The Seven Kennings Series
- Author: Kevin Hearne
- Language: English
- Publisher: Del Rey Books
- Published: 26 June 2018
- No. of books: 3

= The Seven Kennings =

Fantasy series by Kevin Hearne

The Seven  Kennings Series is a series of epic fantasy novels written by Kevin Hearne and published by Del Rey Books. All of the books have been recorded as audiobooks narrated by Luke Daniels and Xe Sands.

== Premise ==
An epic fantasy series set in a world inhabited by fire-wielding giants, bards that can shape-shift, and children that can speak to the more unusual inhabitants of the realm.

== Novels ==
A Plague of Giants (Del Rey, June 2018)

A Blight of Blackwings (Del Rey, Feb 2020)

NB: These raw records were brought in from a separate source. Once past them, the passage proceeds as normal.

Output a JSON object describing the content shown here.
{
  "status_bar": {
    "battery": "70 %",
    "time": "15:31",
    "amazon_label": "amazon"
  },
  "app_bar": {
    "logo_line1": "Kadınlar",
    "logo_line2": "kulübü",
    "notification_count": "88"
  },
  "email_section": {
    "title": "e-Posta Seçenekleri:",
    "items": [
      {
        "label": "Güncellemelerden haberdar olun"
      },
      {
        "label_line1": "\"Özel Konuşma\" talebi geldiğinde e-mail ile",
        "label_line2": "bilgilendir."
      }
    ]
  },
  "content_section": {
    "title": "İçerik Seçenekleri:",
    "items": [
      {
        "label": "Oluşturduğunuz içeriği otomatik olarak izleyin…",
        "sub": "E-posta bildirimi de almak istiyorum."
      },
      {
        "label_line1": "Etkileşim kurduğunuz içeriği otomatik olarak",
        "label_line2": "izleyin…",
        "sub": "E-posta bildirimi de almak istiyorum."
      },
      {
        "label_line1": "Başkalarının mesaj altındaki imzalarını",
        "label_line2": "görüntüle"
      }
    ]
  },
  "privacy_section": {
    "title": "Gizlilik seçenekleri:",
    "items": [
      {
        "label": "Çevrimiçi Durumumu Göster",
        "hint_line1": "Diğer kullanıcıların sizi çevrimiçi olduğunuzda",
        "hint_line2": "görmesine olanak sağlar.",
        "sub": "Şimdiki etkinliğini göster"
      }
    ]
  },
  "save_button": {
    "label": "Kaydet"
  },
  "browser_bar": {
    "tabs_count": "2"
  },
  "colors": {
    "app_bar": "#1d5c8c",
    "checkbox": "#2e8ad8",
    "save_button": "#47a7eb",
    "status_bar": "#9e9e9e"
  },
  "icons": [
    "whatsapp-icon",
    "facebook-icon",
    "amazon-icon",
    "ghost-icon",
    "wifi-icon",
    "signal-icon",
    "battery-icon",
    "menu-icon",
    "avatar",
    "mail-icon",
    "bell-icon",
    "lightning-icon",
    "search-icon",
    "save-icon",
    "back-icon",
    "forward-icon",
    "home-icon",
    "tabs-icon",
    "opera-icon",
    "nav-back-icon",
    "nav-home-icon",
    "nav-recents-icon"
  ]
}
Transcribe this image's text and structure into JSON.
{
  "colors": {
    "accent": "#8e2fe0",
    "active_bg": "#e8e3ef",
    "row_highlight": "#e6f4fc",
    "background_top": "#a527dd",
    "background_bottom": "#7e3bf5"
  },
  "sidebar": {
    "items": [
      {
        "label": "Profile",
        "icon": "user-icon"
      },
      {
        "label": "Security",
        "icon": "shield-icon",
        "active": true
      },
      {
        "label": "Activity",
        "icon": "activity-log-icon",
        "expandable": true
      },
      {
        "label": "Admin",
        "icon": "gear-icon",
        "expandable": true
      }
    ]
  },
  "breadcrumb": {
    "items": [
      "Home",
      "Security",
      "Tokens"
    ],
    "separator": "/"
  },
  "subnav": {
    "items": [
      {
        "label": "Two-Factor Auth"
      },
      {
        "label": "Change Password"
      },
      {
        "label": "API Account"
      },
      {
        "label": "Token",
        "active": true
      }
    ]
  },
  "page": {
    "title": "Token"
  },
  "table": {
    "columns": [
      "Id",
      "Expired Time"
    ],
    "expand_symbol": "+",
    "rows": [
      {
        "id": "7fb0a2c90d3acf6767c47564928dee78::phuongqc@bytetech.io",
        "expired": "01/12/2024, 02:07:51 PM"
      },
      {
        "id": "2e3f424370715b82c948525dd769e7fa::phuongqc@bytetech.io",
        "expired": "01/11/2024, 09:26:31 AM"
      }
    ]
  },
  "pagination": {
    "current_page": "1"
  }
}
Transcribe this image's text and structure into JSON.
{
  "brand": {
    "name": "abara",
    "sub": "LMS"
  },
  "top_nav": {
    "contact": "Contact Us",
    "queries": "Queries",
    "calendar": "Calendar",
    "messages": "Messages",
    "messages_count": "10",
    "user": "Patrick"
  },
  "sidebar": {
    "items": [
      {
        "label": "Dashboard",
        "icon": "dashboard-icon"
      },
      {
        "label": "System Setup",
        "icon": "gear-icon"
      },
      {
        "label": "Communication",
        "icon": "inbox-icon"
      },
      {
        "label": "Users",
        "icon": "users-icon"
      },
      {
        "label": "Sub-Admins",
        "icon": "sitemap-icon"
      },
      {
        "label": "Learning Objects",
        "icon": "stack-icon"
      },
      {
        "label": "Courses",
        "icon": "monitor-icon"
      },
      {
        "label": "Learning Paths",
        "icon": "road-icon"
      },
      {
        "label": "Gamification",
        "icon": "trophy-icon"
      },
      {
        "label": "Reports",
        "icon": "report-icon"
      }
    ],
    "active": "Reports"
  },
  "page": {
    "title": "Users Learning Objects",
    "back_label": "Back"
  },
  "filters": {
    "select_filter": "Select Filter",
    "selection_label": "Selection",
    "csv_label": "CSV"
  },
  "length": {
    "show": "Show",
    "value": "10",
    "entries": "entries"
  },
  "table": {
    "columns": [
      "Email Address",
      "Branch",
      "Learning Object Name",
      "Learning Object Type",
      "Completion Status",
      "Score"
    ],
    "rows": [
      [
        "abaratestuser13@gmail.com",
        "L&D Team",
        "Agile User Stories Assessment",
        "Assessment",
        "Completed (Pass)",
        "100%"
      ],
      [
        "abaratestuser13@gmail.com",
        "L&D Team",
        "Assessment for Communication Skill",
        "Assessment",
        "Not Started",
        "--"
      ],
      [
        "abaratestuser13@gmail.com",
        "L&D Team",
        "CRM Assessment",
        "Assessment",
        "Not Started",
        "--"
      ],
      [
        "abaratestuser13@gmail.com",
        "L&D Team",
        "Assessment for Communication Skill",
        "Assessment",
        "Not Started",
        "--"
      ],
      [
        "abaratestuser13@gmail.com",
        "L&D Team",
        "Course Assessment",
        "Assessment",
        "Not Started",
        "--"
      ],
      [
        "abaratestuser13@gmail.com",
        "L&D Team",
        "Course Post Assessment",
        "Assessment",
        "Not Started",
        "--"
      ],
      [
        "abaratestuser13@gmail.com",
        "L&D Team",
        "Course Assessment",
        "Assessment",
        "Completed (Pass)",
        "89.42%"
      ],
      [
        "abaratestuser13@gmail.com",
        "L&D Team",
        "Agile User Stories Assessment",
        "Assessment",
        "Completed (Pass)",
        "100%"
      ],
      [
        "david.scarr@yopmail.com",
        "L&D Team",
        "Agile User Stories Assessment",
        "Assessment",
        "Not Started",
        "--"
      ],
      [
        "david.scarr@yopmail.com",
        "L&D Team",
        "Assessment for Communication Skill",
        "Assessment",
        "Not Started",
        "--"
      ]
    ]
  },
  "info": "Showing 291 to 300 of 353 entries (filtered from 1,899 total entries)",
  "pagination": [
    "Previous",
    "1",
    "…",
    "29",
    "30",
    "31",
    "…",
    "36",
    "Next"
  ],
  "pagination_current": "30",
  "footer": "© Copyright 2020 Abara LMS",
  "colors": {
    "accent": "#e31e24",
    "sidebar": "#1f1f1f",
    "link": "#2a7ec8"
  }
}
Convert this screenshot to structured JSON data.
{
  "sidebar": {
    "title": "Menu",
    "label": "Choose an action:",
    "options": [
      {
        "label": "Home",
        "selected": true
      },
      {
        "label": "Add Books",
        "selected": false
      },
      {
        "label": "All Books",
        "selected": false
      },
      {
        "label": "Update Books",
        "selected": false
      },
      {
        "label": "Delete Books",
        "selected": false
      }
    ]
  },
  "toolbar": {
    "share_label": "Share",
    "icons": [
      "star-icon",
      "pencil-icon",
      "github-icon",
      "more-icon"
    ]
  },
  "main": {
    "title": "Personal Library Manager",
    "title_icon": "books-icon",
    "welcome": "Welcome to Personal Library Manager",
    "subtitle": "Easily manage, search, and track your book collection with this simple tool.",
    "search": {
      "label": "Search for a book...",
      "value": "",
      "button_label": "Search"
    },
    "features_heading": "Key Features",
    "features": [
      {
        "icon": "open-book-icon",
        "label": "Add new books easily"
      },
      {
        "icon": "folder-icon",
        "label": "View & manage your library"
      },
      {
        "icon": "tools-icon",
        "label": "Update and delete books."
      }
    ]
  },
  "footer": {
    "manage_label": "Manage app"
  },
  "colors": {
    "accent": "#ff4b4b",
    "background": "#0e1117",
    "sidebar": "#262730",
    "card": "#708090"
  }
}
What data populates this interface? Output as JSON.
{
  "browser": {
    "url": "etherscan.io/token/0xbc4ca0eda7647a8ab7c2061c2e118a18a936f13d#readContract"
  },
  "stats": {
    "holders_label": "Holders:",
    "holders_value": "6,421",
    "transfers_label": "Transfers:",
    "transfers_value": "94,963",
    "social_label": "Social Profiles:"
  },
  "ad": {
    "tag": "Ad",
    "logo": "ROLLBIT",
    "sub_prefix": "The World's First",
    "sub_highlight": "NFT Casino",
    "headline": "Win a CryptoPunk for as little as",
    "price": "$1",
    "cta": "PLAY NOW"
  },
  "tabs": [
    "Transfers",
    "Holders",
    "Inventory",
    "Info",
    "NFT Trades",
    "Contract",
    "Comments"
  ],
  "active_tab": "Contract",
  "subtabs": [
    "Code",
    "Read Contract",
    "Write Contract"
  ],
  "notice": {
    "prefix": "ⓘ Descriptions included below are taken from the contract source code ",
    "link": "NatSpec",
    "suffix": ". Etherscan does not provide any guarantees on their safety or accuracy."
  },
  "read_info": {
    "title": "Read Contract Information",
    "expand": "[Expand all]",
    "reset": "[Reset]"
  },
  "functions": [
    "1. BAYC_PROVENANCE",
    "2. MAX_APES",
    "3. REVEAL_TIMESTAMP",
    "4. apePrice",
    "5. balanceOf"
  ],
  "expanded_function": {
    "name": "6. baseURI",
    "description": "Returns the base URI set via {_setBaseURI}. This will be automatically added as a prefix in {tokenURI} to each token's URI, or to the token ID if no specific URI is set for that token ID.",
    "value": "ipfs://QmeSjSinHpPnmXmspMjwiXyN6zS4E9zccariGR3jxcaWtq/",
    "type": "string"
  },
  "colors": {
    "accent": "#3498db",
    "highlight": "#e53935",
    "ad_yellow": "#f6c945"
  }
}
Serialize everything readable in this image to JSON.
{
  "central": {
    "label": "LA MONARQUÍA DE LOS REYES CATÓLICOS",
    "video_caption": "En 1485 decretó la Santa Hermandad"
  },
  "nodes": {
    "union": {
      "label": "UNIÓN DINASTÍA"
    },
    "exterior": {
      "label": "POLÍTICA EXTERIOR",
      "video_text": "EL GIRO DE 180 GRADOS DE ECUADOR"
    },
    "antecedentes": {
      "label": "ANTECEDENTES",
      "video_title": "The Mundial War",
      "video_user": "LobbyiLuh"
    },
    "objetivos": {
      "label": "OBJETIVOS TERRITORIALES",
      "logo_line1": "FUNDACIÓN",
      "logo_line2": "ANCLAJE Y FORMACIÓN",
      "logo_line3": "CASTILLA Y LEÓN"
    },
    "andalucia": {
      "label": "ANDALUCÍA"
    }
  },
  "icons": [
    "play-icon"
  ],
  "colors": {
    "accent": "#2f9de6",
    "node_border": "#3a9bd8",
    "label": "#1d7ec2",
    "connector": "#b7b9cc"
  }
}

A Curse of Krakens (Del Rey, Nov 2023)

== Reception ==
Reviews for A Plague of Giants include Publishers Weekly, Elitist Book Reviews, and the Tattooed Book Geek.

Reviews for A Blight of Blackwings include Kirkus Reviews, Reading Reality, and Waiting For Fairies.

Reviews for A Curse of Krakens include USA Today, the Storygraph, and Los Angeles Book Reviews.